Howie Roseman described this as a “meat and potatoes draft,” heavy on quality offensive and defensive linemen, especially early. The Eagles are picking early, of course – No. 4 to be exact — and the general manager emphasized time and again during his hour-long session with reporters Monday that the organization has learned its lessons from previous drafts-gone-awry and will stay true to the board.
While smokescreens are being deployed by all 32 teams this time of year, Roseman’s opinion on the strength of this class is in line with what independent analysts have been saying for weeks. The best bet is to add a hearty ingredient to the Philly stew.
Quarterback is a much more complex cuisine, and has the ability to drastically enhance or completely destroy the overall product.
Roseman was asked about the damaging effects of spending a high pick on a quarterback – to tying your team to the wrong guy.
“I’ll take it one step forward,” said Roseman. “You’re passing on a player that you think will be a really good player at a different position. Like anything in this draft, you want to be sure. You don’t want to take someone because you think.

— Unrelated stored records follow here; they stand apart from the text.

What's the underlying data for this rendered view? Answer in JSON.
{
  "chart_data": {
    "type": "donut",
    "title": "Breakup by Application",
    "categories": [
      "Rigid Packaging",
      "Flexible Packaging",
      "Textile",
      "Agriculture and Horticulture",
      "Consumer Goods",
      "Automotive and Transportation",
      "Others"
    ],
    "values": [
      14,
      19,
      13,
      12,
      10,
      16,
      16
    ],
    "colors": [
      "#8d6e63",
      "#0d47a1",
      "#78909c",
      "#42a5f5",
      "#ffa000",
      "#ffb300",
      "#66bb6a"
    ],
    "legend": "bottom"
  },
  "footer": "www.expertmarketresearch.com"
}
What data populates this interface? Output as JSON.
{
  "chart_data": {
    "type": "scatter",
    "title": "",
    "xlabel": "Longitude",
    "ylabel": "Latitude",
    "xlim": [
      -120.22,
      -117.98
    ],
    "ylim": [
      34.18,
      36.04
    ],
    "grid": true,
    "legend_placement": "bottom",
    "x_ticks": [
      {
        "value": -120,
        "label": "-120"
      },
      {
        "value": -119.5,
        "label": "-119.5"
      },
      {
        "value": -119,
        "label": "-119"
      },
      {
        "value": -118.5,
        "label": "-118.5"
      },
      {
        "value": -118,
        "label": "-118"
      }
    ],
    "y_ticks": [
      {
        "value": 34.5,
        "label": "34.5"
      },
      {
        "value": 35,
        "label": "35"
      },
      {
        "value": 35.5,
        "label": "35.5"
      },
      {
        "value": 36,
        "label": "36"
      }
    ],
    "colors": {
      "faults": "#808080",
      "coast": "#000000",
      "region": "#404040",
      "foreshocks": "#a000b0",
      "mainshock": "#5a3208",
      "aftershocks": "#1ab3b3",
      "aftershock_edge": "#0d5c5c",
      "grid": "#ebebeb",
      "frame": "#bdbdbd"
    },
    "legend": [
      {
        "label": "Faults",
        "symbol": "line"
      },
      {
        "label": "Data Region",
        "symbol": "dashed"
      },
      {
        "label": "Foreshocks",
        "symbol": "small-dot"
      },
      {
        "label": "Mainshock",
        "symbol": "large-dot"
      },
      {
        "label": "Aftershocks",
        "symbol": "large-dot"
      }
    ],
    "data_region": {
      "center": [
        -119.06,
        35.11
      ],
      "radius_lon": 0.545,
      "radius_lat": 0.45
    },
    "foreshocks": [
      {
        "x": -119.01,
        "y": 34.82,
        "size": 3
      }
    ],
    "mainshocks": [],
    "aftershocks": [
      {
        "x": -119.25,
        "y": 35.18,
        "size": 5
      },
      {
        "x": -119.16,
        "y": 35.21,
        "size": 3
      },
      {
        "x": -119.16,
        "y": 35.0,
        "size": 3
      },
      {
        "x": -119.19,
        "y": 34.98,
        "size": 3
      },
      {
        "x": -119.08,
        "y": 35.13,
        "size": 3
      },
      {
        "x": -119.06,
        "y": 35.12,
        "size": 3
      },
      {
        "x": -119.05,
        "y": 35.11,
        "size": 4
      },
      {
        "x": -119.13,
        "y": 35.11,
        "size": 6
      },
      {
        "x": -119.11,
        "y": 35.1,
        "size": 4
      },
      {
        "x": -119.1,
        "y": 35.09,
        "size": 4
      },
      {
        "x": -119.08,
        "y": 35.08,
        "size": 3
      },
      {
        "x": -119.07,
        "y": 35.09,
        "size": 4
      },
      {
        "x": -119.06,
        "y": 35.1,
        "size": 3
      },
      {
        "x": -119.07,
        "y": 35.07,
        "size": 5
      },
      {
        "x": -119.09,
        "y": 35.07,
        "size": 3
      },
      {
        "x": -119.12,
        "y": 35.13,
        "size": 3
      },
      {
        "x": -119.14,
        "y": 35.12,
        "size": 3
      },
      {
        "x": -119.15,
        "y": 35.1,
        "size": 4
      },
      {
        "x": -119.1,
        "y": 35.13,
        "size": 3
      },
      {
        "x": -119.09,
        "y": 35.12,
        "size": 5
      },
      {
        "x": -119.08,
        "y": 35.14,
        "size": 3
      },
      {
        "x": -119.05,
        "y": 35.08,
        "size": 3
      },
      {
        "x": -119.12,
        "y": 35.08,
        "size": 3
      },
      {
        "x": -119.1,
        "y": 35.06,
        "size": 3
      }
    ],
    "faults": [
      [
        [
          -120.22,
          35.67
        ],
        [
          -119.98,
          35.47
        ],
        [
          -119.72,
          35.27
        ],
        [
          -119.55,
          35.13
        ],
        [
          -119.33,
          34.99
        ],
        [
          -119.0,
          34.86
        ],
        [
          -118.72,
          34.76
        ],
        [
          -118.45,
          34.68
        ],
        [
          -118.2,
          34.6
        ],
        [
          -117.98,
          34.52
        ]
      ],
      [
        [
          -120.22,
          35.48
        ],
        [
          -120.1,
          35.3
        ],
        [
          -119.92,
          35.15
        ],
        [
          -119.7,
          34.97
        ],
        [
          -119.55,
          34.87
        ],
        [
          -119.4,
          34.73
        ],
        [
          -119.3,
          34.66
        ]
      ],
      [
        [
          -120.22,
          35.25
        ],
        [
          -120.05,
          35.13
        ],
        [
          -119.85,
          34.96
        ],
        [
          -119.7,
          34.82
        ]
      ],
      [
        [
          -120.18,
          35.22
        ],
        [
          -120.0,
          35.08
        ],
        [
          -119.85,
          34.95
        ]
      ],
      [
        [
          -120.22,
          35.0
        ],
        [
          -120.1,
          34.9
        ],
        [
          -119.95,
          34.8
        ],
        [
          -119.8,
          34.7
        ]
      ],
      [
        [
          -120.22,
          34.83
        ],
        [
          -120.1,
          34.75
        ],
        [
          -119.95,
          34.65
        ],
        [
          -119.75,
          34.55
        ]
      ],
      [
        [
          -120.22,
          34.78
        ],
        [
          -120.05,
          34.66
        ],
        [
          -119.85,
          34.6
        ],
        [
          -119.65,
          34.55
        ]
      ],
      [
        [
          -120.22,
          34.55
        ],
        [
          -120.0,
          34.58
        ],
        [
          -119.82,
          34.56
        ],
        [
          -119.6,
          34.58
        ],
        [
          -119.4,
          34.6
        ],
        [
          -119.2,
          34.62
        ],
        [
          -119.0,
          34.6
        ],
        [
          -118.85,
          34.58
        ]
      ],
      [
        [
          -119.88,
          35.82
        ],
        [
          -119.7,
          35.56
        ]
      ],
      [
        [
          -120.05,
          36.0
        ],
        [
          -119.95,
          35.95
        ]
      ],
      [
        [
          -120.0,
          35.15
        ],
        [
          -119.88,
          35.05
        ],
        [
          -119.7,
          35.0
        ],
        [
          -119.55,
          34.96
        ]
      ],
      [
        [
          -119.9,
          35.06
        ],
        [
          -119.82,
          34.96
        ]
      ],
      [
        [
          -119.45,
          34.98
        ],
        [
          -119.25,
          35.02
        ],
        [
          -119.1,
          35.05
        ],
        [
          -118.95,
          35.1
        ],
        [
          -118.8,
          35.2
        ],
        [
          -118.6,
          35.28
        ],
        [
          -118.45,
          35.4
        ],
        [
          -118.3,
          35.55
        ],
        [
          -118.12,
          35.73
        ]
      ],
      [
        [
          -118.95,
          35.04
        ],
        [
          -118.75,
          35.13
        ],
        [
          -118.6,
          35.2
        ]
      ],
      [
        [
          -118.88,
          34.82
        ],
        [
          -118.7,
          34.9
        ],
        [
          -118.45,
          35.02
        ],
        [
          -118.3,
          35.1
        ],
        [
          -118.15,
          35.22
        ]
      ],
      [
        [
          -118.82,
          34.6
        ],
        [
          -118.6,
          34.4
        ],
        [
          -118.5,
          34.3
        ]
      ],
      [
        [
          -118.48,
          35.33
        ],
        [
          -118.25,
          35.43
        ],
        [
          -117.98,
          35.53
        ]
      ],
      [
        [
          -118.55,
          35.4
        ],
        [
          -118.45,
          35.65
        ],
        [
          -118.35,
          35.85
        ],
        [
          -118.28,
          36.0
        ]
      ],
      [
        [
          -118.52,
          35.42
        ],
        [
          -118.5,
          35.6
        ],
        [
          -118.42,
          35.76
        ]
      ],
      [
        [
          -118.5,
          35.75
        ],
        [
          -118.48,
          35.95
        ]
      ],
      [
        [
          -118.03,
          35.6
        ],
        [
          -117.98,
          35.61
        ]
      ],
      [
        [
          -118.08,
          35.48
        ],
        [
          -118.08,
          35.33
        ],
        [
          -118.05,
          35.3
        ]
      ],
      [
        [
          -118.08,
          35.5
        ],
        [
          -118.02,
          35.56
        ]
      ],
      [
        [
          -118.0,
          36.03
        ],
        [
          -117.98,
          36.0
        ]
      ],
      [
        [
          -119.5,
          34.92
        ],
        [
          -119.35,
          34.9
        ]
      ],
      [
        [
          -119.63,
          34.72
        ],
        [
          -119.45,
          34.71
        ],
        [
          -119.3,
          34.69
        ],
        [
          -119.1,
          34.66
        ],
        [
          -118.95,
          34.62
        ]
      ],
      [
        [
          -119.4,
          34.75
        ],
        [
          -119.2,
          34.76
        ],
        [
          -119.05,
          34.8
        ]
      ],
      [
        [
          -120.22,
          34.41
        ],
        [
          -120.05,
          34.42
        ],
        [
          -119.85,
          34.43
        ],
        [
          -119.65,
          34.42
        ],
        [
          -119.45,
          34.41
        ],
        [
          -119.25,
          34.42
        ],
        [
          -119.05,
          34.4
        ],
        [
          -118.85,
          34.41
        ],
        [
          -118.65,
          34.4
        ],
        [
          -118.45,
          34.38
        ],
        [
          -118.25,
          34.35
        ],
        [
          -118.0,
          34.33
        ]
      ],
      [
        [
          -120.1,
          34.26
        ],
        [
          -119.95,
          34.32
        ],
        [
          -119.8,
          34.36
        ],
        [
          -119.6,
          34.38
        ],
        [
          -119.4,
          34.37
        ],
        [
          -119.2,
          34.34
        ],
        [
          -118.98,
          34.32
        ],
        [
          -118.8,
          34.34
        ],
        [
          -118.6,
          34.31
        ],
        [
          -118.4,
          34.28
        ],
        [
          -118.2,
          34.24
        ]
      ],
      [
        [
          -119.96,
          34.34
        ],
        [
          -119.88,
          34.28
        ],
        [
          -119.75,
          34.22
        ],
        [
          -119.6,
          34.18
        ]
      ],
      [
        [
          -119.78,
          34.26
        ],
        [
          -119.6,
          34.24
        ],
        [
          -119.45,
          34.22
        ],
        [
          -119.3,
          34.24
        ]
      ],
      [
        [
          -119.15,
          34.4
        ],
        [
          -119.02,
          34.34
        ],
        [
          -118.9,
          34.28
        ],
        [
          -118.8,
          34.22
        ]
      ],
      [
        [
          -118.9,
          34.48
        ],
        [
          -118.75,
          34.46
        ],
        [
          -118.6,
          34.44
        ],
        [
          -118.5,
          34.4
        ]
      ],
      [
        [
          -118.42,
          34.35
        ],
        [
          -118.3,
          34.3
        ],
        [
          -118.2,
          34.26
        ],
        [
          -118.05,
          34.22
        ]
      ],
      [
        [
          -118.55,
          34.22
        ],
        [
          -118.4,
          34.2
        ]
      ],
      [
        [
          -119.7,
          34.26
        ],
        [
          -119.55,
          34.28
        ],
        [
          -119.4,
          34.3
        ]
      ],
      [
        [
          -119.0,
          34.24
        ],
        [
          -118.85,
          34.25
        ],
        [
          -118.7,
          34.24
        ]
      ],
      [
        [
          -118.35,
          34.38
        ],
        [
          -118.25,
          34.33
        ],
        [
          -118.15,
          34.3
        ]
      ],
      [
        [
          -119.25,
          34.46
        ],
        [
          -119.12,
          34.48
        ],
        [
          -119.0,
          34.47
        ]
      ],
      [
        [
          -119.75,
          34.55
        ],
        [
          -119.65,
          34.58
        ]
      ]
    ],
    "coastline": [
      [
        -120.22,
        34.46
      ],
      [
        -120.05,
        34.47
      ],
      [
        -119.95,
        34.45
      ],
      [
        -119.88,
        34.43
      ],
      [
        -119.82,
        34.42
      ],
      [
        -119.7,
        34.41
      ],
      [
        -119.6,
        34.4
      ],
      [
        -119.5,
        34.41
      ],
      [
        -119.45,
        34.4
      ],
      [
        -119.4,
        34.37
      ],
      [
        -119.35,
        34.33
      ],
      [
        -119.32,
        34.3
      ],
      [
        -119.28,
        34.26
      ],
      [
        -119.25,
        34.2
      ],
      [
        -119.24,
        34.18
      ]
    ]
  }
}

“We’re not going to force anything. Our draft board may not be the same as people in this room or people outside of this room, but we feel very comfortable with the process and where we’re at.”
If you read between the lines and trust what is being written there, Geno Smith is not the pick. The quarterback has been tied to the Eagles quite a bit. But the West Virginia product is generally described more as the best in an underwhelming QB class, and less as a sure thing.
“When you are picking four, taking a chance [Roseman laughs]…anyone we’re picking we’re confident in what kind of player they are going to be,” he said.
It is possible the Eagles have that kind of full confidence in Smith, but it is more likely that they still have a doubt or two.
Roseman was asked to describe the quarterback class as a whole.
“You look at last year, and I think the expectations are out of whack on groups going forward because last year was a unique group,” he said. “When we look back at that group, I think it’s going to be one where people look at and say it was a rare opportunity in the NFL, certainly at the top when you talk about those guys. If you take out last year and compare it to other years, it falls more in line.”
Beyond Smith, the Eagles have been tied to Florida State’s EJ Manuel and Arizona’s Matt Scott. Both of those signal-callers seemed to enjoy a bump in stock this offseason. Interstingly, Roseman allowed that the team’s QB rankings did not change at all from 1-3 from the end of the season to now, and believes the same is true for the entire top 5. They have not been heavily swayed by Senior Bowl performances, Combine results or personal visits, by the sounds of it.
Have they been impressed enough to pull the trigger on one of these quarterbacks? Perhaps, but likely not at No. 4.